Pero ¿cuánto se resentirá la innovación si se reduce de forma importante la colaboración presencial? ¿Cuál es el límite en la utilización de las herramientas tecnológicas colaborativas a la hora de sustituir la interacción física entre seres humanos? Todos hemos experimentado intensamente esta virtualización casi completa de nuestros contactos con los demás durante estos meses. Como todo lo que se lleva al exceso, termina siendo contraproducente y, si me lo permiten, un tostón. En unas declaraciones a Bloomberg, el presidente de uno de los mayores bancos americanos tildaba hace unos días al trabajo remoto de “aberración”.
Una encuesta global encargada por Microsoft a 31.000 empleados de más de 30 países acaba de publicar sus resultados. El 66% de los líderes de empresas encuestadas están considerando rediseñar el espacio de oficinas para un modelo híbrido de trabajo, mientras que el 67% de los empleados quieren más trabajo colaborativo presencial, en persona, después de la pandemia.

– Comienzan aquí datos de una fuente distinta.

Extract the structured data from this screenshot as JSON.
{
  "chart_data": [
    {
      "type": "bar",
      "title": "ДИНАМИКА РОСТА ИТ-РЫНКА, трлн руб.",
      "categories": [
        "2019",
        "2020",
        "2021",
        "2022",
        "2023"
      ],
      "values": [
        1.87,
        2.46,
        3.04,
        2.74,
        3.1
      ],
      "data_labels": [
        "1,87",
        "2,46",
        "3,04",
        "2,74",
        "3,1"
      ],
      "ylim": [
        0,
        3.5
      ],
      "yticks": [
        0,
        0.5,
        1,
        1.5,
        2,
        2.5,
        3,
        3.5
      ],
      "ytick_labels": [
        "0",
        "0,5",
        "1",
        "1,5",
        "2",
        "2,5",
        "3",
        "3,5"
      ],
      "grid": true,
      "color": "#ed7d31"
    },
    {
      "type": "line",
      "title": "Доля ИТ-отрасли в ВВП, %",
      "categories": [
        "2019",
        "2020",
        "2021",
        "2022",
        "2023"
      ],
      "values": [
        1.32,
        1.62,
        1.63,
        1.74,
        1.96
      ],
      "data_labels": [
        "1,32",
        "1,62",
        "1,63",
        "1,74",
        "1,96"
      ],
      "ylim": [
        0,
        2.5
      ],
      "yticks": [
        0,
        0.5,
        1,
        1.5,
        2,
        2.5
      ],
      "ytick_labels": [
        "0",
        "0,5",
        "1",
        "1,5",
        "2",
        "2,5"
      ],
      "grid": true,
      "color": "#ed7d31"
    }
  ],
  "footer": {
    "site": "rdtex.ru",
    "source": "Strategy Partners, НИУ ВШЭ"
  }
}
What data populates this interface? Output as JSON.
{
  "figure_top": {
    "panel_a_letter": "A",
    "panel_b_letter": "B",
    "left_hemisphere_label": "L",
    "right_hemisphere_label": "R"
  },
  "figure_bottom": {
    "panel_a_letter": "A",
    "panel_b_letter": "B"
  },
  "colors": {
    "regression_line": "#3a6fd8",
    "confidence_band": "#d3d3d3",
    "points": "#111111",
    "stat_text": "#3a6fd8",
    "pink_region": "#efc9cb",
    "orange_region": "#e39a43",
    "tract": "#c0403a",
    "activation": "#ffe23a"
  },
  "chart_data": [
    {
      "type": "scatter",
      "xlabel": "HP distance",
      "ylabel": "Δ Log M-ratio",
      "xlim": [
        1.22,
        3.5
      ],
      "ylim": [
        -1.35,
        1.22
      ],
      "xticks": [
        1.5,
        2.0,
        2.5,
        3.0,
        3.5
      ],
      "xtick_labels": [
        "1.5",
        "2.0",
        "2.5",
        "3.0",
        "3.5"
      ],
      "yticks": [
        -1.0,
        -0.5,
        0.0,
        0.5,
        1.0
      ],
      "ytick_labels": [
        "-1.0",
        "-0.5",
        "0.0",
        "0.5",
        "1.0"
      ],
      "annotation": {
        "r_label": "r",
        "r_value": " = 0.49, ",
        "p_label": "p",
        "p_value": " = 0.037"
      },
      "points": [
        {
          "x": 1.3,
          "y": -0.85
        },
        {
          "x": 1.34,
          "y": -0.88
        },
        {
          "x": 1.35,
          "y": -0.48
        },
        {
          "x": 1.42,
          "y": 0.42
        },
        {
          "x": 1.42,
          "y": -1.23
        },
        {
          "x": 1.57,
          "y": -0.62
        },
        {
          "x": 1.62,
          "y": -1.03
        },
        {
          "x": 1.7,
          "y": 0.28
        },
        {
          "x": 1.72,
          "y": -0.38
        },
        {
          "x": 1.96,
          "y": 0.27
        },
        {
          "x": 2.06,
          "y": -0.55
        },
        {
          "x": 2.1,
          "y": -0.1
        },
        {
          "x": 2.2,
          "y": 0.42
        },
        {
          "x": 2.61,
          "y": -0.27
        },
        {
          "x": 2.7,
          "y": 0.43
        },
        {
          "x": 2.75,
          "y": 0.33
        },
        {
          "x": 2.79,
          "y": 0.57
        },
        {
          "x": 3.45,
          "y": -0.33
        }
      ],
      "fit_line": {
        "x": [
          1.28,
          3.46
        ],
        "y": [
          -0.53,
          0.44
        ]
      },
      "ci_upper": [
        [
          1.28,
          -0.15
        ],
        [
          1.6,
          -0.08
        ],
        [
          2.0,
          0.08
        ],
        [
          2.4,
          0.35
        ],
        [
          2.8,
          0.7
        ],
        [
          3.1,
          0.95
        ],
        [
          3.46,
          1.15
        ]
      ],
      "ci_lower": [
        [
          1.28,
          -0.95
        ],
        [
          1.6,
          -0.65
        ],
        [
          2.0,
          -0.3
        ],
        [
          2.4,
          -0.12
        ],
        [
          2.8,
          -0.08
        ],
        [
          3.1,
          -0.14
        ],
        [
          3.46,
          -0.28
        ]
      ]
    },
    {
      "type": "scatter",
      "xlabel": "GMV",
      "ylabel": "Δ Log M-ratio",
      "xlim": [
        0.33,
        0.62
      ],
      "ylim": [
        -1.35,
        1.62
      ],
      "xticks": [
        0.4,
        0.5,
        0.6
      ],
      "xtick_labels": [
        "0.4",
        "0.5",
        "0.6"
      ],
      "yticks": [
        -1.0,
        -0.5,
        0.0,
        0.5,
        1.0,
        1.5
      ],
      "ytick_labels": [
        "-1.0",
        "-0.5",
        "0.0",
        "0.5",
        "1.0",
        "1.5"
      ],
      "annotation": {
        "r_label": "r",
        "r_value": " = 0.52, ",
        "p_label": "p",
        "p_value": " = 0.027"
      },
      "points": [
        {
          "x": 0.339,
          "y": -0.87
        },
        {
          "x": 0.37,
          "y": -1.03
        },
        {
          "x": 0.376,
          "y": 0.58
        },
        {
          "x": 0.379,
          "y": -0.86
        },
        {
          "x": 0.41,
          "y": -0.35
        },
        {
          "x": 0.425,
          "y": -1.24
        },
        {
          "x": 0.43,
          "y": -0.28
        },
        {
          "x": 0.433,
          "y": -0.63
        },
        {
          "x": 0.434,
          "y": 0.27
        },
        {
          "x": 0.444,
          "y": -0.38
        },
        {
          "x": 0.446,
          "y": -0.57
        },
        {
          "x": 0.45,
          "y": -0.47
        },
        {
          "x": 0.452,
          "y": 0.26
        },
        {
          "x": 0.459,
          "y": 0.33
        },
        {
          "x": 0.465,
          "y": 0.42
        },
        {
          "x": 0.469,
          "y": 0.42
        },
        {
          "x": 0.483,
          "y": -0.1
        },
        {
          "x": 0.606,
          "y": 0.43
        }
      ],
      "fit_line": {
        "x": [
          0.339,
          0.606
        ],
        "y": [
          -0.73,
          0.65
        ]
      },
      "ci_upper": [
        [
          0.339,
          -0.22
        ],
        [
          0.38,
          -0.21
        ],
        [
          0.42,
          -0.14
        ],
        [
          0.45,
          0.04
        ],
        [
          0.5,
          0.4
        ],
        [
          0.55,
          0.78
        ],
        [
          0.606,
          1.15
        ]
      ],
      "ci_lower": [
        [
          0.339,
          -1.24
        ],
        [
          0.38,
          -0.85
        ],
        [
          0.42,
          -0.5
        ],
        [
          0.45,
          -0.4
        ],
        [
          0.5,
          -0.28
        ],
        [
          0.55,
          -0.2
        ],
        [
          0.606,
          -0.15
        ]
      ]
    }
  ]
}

Está claro que se impone lo híbrido, pero ¿cuál debería ser la proporción adecuada? Es una pregunta que aún no tiene una respuesta más o menos consensuada, pero, a la hora de contestarla vendría bien tener en cuenta los postulados de Sawyer. Las genialidades surgen más del trabajo compartido y en grupo que de los lobos solitarios. A veces, esto ocurre incluso sin que exista un objetivo común en concreto, más que la propia improvisación que produce resultados sorprendentes, como es el caso de los músicos de Jazz, uno de los ejemplos que cita el libro -asistir a un concierto de esta música ilustra perfectamente lo que significa crear en grupo-.
En la Universidad donde mi hija estudia Diseño consideran el proceso creativo como una actividad de naturaleza grupal. Veían el caso del colectivo londinense “Assemble”, dedicado al arte, el diseño y la arquitectura, que ganó el premio Turner en 2015 por proyectos como la rehabilitación de viviendas y creación de nuevos espacios en un barrio de Liverpool, algo que hicieron con la colaboración directa de los propios vecinos.
Además de lo anterior, la interacción física permite una conexión emocional imposible de sustituir completamente mediante hologramas y realidad virtual. Por suerte, la tecnología va a seguir facilitando nuestro trabajo -y nuestra vida- con ventajas impensables. Pero llevarla al límite podría suponer que la gran sacrificada sea la creatividad, esa especie de magia que surge de la combinación colaborativa de mentes afanadas en un empeño común, mientras comparten un café o, en algunos casos, una buena cerveza.